Minneapolis Friends Meeting carries a concern for the critical decisions on the federal budget that must be made by the end of this year (2012). Current law–the Budget Control Act of 2011–requires a reduction in projected Pentagon spending of $1 trillion over 10 years, providing a momentous opportunity to shift budget priorities. This prospect faces powerful opposition that could persuade Congress to restore Pentagon funding by making major reductions in budgets for the peaceful prevention of deadly conflict, addressing climate change and other human needs.
The Pentagon is by far the largest federal agency and its budget dwarfs the military spending of every other country in the world. Bipartisan experts including the Simpson-Bowles Commission and the Sustainable Defense Task Force have identified $1 trillion in cuts that could be made without compromising U.S. national security.
Research has indicated that investing early to prevent conflicts from escalating into violent crises is, on average, 60 times more cost effective than intervening after violence erupts. Yet in the U.S. just a fraction of income tax goes to civilian foreign affairs agencies working on conflict prevention and resolution through diplomacy, development, and international cooperation.
Growth of U.S. spending on war threatens our ability to address the critically necessary work toward climate stability and to meet the needs of humans (hunger, homelessness, health, education, and job creation) and the needs of other living beings. The U.S. military creates the most pollution of any organization on the planet. Furthermore, the U.S. ranks at or below the median among our 34 trading partners in the Organization for Economic Cooperation and Development on reading, scientific and mathematics proficiency; is below average for the number of young adults who complete college; and is among the countries with the worst rates of infant mortality and child poverty.

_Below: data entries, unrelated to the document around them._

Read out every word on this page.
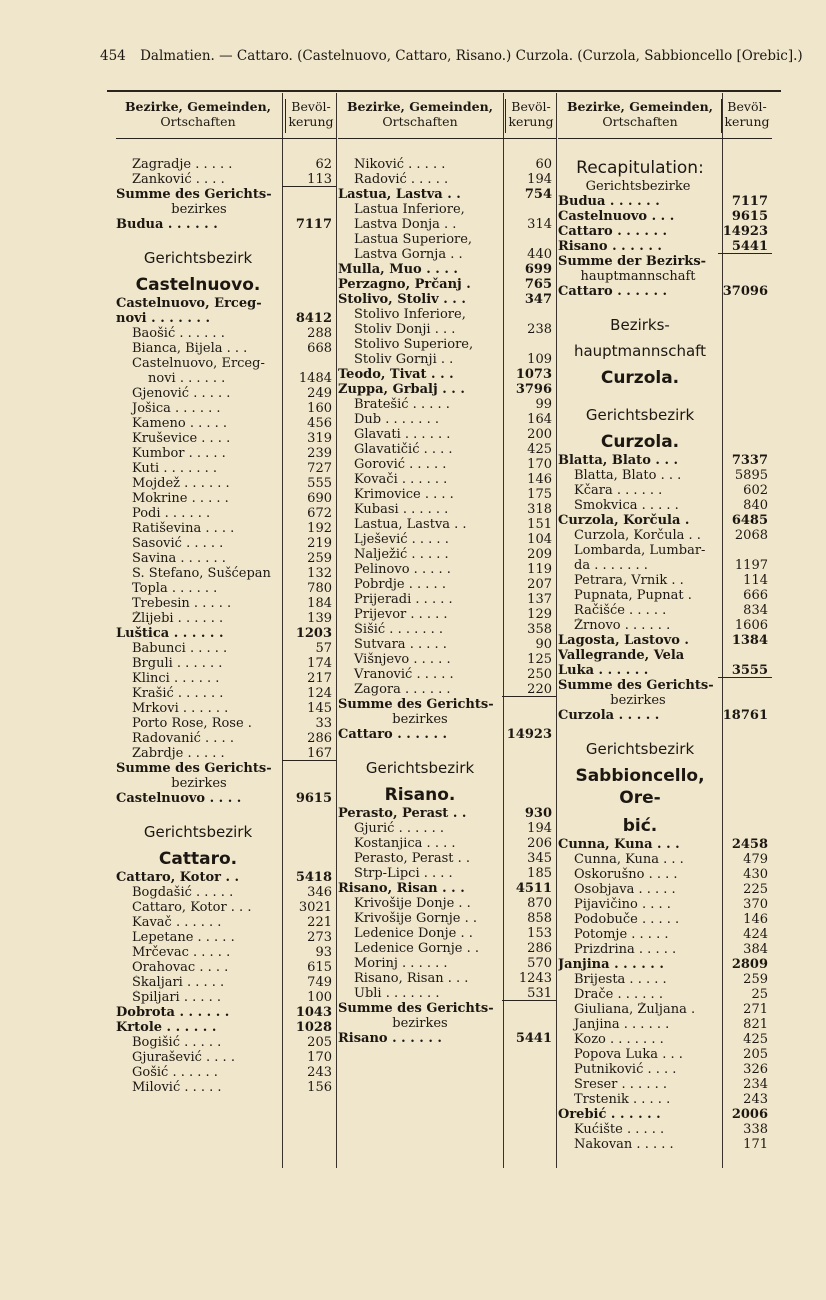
454 Dalmatien. — Cattaro. (Castelnuovo, Cattaro, Risano.) Curzola. (Curzola, Sabbioncello [Orebic].)
Bezirke, Gemeinden,
Ortschaften
Bevöl-
kerung
Zagradje . . . . .	62
Zanković . . . .	113
Summe des Gerichts-
bezirkes
Budua . . . . . .	7117
Gerichtsbezirk
Castelnuovo.
Castelnuovo, Erceg-
novi . . . . . . .	8412
Baošić . . . . . .	288
Bianca, Bijela . . .	668
Castelnuovo, Erceg-
novi . . . . . .	1484
Gjenović . . . . .	249
Jošica . . . . . .	160
Kameno . . . . .	456
Kruševice . . . .	319
Kumbor . . . . .	239
Kuti . . . . . . .	727
Mojdež . . . . . .	555
Mokrine . . . . .	690
Podi . . . . . .	672
Ratiševina . . . .	192
Sasović . . . . .	219
Savina . . . . . .	259
S. Stefano, Sušćepan	132
Topla . . . . . .	780
Trebesin . . . . .	184
Žlijebi . . . . . .	139
Luštica . . . . . .	1203
Babunci . . . . .	57
Brguli . . . . . .	174
Klinci . . . . . .	217
Krašić . . . . . .	124
Mrkovi . . . . . .	145
Porto Rose, Rose .	33
Radovanić . . . .	286
Zabrdje . . . . .	167
Summe des Gerichts-
bezirkes
Castelnuovo . . . .	9615
Gerichtsbezirk
Cattaro.
Cattaro, Kotor . .	5418
Bogdašić . . . . .	346
Cattaro, Kotor . . .	3021
Kavač . . . . . .	221
Lepetane . . . . .	273
Mrčevac . . . . .	93
Orahovac . . . .	615
Škaljari . . . . .	749
Špiljari . . . . .	100
Dobrota . . . . . .	1043
Krtole . . . . . .	1028
Bogišić . . . . .	205
Gjurašević . . . .	170
Gošić . . . . . .	243
Milović . . . . .	156
Bezirke, Gemeinden,
Ortschaften
Bevöl-
kerung
Niković . . . . .	60
Radović . . . . .	194
Lastua, Lastva . .	754
Lastua Inferiore,
Lastva Donja . .	314
Lastua Superiore,
Lastva Gornja . .	440
Mulla, Muo . . . .	699
Perzagno, Prčanj .	765
Stolivo, Stoliv . . .	347
Stolivo Inferiore,
Stoliv Donji . . .	238
Stolivo Superiore,
Stoliv Gornji . .	109
Teodo, Tivat . . .	1073
Zuppa, Grbalj . . .	3796
Bratešić . . . . .	99
Dub . . . . . . .	164
Glavati . . . . . .	200
Glavatičić . . . .	425
Gorović . . . . .	170
Kovači . . . . . .	146
Krimovice . . . .	175
Kubasi . . . . . .	318
Lastua, Lastva . .	151
Lješević . . . . .	104
Nalježić . . . . .	209
Pelinovo . . . . .	119
Pobrdje . . . . .	207
Prijeradi . . . . .	137
Prijevor . . . . .	129
Šišić . . . . . . .	358
Sutvara . . . . .	90
Višnjevo . . . . .	125
Vranović . . . . .	250
Zagora . . . . . .	220
Summe des Gerichts-
bezirkes
Cattaro . . . . . .	14923
Gerichtsbezirk
Risano.
Perasto, Perast . .	930
Gjurić . . . . . .	194
Kostanjica . . . .	206
Perasto, Perast . .	345
Strp-Lipci . . . .	185
Risano, Risan . . .	4511
Krivošije Donje . .	870
Krivošije Gornje . .	858
Ledenice Donje . .	153
Ledenice Gornje . .	286
Morinj . . . . . .	570
Risano, Risan . . .	1243
Ubli . . . . . . .	531
Summe des Gerichts-
bezirkes
Risano . . . . . .	5441
Bezirke, Gemeinden,
Ortschaften
Bevöl-
kerung
Recapitulation:
Gerichtsbezirke
Budua . . . . . .	7117
Castelnuovo . . .	9615
Cattaro . . . . . .	14923
Risano . . . . . .	5441
Summe der Bezirks-
hauptmannschaft
Cattaro . . . . . .	37096
Bezirks-
hauptmannschaft
Curzola.
Gerichtsbezirk
Curzola.
Blatta, Blato . . .	7337
Blatta, Blato . . .	5895
Kčara . . . . . .	602
Smokvica . . . . .	840
Curzola, Korčula .	6485
Curzola, Korčula . .	2068
Lombarda, Lumbar-
da . . . . . . .	1197
Petrara, Vrnik . .	114
Pupnata, Pupnat .	666
Račišće . . . . .	834
Žrnovo . . . . . .	1606
Lagosta, Lastovo .	1384
Vallegrande, Vela
Luka . . . . . .	3555
Summe des Gerichts-
bezirkes
Curzola . . . . .	18761
Gerichtsbezirk
Sabbioncello, Ore-
bić.
Cunna, Kuna . . .	2458
Cunna, Kuna . . .	479
Oskorušno . . . .	430
Osobjava . . . . .	225
Pijavičino . . . .	370
Podobuče . . . . .	146
Potomje . . . . .	424
Prizdrina . . . . .	384
Janjina . . . . . .	2809
Brijesta . . . . .	259
Drače . . . . . .	25
Giuliana, Žuljana .	271
Janjina . . . . . .	821
Kozo . . . . . . .	425
Popova Luka . . .	205
Putniković . . . .	326
Sreser . . . . . .	234
Trstenik . . . . .	243
Orebić . . . . . .	2006
Kućište . . . . .	338
Nakovan . . . . .	171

Pentagon spending is the least efficient way to create jobs. For every 100 jobs created by Pentagon spending, the same investment would create 251 jobs in education, 169 jobs in health care, or 147 jobs in clean energy. It is not responsible fiscal policy to promote military spending as a job creator when it is so inefficient.
Friends Committee on National Legislation has identified this Pentagon budget reduction as a means to realign national priorities to more closely match our nation’s actual needs and thereby build security at home and abroad. FCNL now urges active engagement and lobbying efforts from Friends across the nation.
Minneapolis Friends Meeting supports the reduction in projected Pentagon spending and the preservation of federal budgets which support addressing climate change, human needs and the peaceful prevention of deadly conflict. We encourage Friends to communicate their support for these budget priorities to the public and to Congress, and to contact elected officials to report this message.